ACTUALITE DU PROTOCOLE DE KYOTO

KYOTO...TROP TARD ?

MISE A JOUR DES ASPECTS FINANCIERS DU PROTOCOLE
dimanche 11 mars 2007

ce texte a été exposé le 8 mars 2007 lors du Café Citoyen mensuel du comité local

Le protocole de Kyoto prévoit la diminution des gaz à effet de serre (GES), en les ramenant pour l’année 2050 à leur niveau de 1995.
Dans ce cadre, les états de l’Union européenne ont confié l’application de ce protocole à l’Union, lors du sommet de Lisbonne en 2002. La commission européenne a élaboré 2 directives : la directive 2003/87/CE et la 2004/101/CE .
Pour gérer ces GES, la Commission reprend le principe d’un marché d’échange, inspiré de celui des pluies acides aux USA en 1995.
Bien que le début de la période d’échange de ces quotas prévue par le protocole de Kyoto soit en 2008, l’Union européenne commence à l’expérimenter pour une période 2005-2007.
Chaque pays se voit attribuer un quota à répartir entre ses industries concernées, et les entreprises peuvent vendre leur excédent de quotas à celles qui auront dépensé le leur, sur un marché, le marché du carbone. Les quotas sont distribués annuellement aux installations.
Ce marché a commencé à fonctionner en juin 2005.

A ce jour, quel est le bilan ?

Les marchés du carbone :
- sur le marché européen :
Ce marché est actuellement le plus grand de monde du carbone (65 % des volumes échangés en Europe), alors que l’Union Européenne représente 16 % des GES mondiaux (à titre indicatif, il existe aussi 2 marchés Etats-Uniens, un marché canadien, un marché anglais).

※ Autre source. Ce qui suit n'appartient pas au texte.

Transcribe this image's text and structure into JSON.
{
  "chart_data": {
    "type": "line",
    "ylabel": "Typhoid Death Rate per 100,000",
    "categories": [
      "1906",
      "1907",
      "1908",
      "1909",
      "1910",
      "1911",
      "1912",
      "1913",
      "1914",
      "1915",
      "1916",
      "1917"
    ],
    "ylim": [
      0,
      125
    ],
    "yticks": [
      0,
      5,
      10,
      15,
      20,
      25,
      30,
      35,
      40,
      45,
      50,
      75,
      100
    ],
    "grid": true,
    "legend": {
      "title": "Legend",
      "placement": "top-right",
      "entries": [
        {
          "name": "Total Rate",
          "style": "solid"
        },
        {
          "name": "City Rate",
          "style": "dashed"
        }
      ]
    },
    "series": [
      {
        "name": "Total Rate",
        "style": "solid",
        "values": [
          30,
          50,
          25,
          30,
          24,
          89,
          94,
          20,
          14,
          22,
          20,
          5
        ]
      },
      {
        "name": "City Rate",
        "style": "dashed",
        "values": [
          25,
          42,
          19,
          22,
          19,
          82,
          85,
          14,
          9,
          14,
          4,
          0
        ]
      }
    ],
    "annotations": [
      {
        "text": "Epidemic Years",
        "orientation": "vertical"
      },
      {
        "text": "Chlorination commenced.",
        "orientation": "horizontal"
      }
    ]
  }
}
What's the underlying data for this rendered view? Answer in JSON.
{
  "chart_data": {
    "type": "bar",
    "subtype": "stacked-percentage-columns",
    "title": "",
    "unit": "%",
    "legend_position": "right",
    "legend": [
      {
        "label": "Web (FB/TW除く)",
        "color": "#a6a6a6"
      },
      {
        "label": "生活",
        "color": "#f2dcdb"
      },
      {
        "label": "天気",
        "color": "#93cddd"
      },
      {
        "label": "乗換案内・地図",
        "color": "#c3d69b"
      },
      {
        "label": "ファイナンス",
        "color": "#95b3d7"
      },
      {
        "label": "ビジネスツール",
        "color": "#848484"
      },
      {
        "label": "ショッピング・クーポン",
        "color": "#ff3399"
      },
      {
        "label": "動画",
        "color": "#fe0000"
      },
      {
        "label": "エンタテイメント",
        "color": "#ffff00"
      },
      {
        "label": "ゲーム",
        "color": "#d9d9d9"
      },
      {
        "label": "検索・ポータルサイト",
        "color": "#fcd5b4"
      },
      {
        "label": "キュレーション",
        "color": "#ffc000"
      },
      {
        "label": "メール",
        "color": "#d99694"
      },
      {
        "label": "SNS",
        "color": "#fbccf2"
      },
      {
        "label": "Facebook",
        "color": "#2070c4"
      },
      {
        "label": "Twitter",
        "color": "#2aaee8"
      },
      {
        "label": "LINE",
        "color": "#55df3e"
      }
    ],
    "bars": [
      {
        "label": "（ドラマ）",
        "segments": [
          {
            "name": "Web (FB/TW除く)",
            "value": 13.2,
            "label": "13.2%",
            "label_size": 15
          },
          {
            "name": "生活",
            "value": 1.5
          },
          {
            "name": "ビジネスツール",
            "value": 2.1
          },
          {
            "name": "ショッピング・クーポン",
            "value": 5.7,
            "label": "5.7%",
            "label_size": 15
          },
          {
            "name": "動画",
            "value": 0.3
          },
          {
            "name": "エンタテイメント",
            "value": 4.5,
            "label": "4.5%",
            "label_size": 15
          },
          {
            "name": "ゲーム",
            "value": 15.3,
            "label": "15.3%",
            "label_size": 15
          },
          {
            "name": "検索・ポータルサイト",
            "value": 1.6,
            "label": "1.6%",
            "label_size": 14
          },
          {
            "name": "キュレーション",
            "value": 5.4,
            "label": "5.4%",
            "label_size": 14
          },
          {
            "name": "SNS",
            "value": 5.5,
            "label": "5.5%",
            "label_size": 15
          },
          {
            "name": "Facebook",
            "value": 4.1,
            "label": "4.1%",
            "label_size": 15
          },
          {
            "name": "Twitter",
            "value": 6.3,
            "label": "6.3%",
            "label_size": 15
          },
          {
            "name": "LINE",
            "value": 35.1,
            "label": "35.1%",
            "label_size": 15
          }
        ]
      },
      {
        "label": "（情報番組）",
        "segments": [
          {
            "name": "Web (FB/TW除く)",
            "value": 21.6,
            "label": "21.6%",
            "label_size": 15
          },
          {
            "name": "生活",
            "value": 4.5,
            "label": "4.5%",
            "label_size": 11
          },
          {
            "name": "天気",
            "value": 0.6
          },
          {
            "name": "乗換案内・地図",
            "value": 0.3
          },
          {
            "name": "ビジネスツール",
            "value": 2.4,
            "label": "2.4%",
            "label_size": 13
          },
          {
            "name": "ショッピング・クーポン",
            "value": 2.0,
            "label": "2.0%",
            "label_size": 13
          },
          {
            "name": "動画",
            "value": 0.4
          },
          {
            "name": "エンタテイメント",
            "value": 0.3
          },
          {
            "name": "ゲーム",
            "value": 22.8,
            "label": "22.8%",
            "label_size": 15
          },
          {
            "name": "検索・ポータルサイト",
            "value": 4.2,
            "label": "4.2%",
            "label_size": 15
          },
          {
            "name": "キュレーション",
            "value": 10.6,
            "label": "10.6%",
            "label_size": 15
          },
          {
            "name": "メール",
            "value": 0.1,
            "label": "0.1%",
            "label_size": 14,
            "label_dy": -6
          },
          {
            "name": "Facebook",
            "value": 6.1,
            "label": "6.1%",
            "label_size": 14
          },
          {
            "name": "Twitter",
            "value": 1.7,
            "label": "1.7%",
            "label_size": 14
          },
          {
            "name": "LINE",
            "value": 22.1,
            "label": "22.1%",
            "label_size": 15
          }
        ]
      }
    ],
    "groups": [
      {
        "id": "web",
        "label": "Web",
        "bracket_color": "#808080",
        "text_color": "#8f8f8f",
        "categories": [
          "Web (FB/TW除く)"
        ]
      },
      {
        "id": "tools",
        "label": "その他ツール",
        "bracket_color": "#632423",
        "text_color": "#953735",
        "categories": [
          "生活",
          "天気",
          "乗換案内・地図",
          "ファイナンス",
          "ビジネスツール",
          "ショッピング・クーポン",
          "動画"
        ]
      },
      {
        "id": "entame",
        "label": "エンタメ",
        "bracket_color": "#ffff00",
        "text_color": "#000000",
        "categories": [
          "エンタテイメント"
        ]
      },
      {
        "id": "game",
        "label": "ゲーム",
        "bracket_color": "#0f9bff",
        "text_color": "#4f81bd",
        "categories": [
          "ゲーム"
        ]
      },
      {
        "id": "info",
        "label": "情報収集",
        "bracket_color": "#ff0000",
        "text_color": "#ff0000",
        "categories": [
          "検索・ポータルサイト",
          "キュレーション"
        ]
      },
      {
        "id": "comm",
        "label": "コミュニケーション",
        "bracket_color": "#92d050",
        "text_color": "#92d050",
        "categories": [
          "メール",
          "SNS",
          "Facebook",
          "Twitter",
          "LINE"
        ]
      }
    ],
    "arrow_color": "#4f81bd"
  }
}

Il couvre 44% des émissions européennes de GES.
Il est considéré positif au niveau de son fonctionnement, car si la valeur carbone a beaucoup fluctué, surtout à la baisse (26 Euros en Mars 2006, 11 Euros en mai 2006, 6,40 Euros fin décembre 2006, 1,20 Euros mi février 2007), le volume des transactions a fortement augmenté de 2005 à 2006 : fin 2006, le montant annuel des transactions est de 817,9 milliards de dollars contre 14,8 milliards en 2005, soit 37,7 % des quotas. Le nombre de participants actifs a augmenté, le taux de rotations des quotas est multiplié par 3. .
L’efficacité du marché est moins évidente : quand les prix sur le marché baissent, il n’ y a plus d’incitation à moins polluer. Au niveau du prix, des facteurs extérieurs au marché et peu contrôlables ont une influence directe sur le marché : la météo (niveau des températures, niveau des précipitations pour la production hydroélectrique), le prix du pétrole...Ainsi, au 1er trimestre 2006, l’hiver froid et long et le déficit pluviométrique ont fait augmenter les prix. L’automne et l’hiver doux actuels les ont fait baisser fin 2006 et début 2007. L’impossibilité de report des quotas non utilisés d’une période sur l’autre (ce principe de report est appelé le banking) contribue aussi à la baisse du cours.
Autre facteur ayant joué sur la baisse des prix, les quotas de la période 2005-2007 avaient été surévalués, sans base sérieuse et n’ont pas été tous utilisés ; pour la France, 132 millions de tonnes ont été utilisés, pour un quota accordé de 156 millions. Ce qui peut paraître comme un résultat positif a contribué à faire baisser le marché. En réalité, ce sont surtout les fonds d’investissements qui ont acheté. Les prix bas n’ont pas incité les installations concernées à réduire leurs émissions.

- sur les marchés mondiaux :
Selon le rapport de la Banque Mondiale d’octobre 2006, les échanges de CO2 sont de 22 milliards de dollars de janvier à septembre 2006, contre 11 millions en 2005. Les acheteurs européens sont majoritaires (86 % des transactions) la part des fonds d’investissements, y compris américains, augmente (39 % fonds injectés).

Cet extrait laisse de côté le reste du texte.